Your Newborn's APGAR Score: What Does It Mean And When Should You Begin To Worry?
Exactly one minute after you were born, you passed an important test, undoubtedly the most important in your life. At five minutes, you were once again given (and you once again passed) the very same examination. What is this exam? The APGAR test. The vital check-up was developed in 1952 by Dr. Virginia Apgar, an anesthesiologist, but most people prefer to think of it as acronym for Appearance, Pulse, Grimace, Activity, and Respiration.
At one-minute, a baby’s APGAR score indicates to a doctor (or midwife) how well the baby tolerated the process of birth. At five minutes, the second score demonstrates how well the baby is doing in the world outside the mother’s womb. For babies who do not sail through these first two tests, additional tests may be given after that. The test works in this way: Each of the five characteristics are scored on a scale of 0 to 2, with the high score indicating optimal health.
- Appearance (skin color should be normal not blue)
- Pulse (heart rate should be more than 100 beats per minute)
- Grimace response (reflexive response to stimulation should be a vigorous cry or withdrawal)
- Activity (baby should be moving around, not limp)
- Respiration (strong cries indicate health, irregular breathing is a problem)
Babies who score eight or more on the test are considered healthy and fit. While a high APGAR score is wonderful news to any parent, it does not predict the future intelligence or even future health of a baby. And, no matter how well a baby does, the test is re-calculated at five minutes to ensure the child is continuing along a healthy path, or, in the case of a low score, to see if the baby has begun to improve. Generally, a score lower than eight indicates a need for immediate attention, such as suctioning a baby’s airways to help with breathing.
Sometimes, though, a low score means more than just a temporary problem.
What A Low Score Could Mean
Past studies, for instance, have linked a very low five-minute APGAR score for a full-term baby to a slight increase in the risk of cerebral palsy. However, the overwhelming majority of infants with low five-minute scores do not develop this neurological disorder, which affects muscle coordination and control.
One recent scientific investigation tied low APGAR scores to risk factors for childhood autism and other pervasive developmental disorders (PDD), though, oddly, not Asperger syndrome. The study, conducted by researchers at Turku University Hospital in Finland, looked at past records of all single births throughout that country between 1990 and 2005. Then, they identified cases of childhood autism, Asperger syndrome, or PDD from the Finnish Hospital Discharge Register. After matching each of these 4,713 cases of autism and other disorders to four controls based on date of birth, sex, and place of birth, the researchers then analyzed all the obstetric information from the Finnish Medical Birth Register. The team of scientists discovered childhood autism and PDD could be linked to one-minute APGAR scores lower than seven.

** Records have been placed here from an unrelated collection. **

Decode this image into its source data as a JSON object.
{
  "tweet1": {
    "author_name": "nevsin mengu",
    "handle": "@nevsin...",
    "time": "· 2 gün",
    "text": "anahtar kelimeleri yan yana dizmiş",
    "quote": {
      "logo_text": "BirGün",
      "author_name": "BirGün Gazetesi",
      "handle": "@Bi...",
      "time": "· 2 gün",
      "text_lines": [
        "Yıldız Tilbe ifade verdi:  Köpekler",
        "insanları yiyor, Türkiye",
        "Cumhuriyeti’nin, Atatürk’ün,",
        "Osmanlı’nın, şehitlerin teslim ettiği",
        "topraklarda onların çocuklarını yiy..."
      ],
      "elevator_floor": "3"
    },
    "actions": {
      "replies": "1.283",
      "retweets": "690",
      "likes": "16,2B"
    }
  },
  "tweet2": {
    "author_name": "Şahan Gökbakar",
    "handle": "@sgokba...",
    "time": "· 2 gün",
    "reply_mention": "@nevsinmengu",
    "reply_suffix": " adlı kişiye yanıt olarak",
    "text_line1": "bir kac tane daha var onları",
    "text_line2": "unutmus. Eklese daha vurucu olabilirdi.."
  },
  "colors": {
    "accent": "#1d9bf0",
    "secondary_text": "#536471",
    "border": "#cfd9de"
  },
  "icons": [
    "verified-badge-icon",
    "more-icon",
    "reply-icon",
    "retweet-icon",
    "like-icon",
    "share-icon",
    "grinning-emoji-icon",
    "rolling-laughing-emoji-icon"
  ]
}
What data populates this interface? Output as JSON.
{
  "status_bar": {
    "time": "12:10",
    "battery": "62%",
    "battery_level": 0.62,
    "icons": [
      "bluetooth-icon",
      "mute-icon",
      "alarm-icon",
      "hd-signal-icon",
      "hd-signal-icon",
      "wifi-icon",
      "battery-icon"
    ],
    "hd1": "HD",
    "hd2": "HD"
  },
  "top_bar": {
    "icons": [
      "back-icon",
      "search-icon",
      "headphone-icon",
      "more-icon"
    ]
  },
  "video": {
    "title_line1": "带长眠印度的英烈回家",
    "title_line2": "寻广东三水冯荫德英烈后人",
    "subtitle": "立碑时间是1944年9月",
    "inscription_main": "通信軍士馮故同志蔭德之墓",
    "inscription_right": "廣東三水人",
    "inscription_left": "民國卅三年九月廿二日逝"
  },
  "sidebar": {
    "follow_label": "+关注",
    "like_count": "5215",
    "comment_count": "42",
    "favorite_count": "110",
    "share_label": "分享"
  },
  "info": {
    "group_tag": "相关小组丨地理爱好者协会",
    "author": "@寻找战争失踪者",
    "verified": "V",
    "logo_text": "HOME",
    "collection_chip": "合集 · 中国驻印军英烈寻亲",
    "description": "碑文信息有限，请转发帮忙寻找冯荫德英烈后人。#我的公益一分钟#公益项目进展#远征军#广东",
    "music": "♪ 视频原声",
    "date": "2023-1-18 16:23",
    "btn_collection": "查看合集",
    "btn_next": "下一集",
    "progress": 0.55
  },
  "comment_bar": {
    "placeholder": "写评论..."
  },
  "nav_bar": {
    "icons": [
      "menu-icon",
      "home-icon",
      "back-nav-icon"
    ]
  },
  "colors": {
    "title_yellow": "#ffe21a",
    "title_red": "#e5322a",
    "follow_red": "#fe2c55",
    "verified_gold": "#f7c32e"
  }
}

Sad news though this may be, another recent study offers great hope to parents. The scientists in this investigation followed up on children six to seven years after experiencing perinatal hypoxic-ischaemic encephalopathy, which required a 10-minute APGAR score. What happened to these children and could their 10-minute scores predict a particular outcome? Among the 174 children studied, 75 percent of those with a 10-minute APGAR score of three or lower died or had a disability compared with 45 percent of those with scores greater than three. Each point increase in the 10-minute APGAR scores was linked to a significantly lower risk of death, or, disability and/or low IQ among survivors.
Surprisingly, a fifth of the infants with 10-minute APGAR scores of 0 survived to school age without disability: their IQ scores ranged between 77 and 99 (where 100 is considered average), while their attention and executive function abilities were normal.
Although this study is very small in scope, the researchers conclude by “suggesting the need for caution in limiting resuscitation to a specified duration.” APGAR scores clearly have diagnostic value and the potential to help doctors identify which newborn babies need a little help in adjusting to life outside the womb, still, for quite a few babies, low points on this particular scorecard are simply meaningless.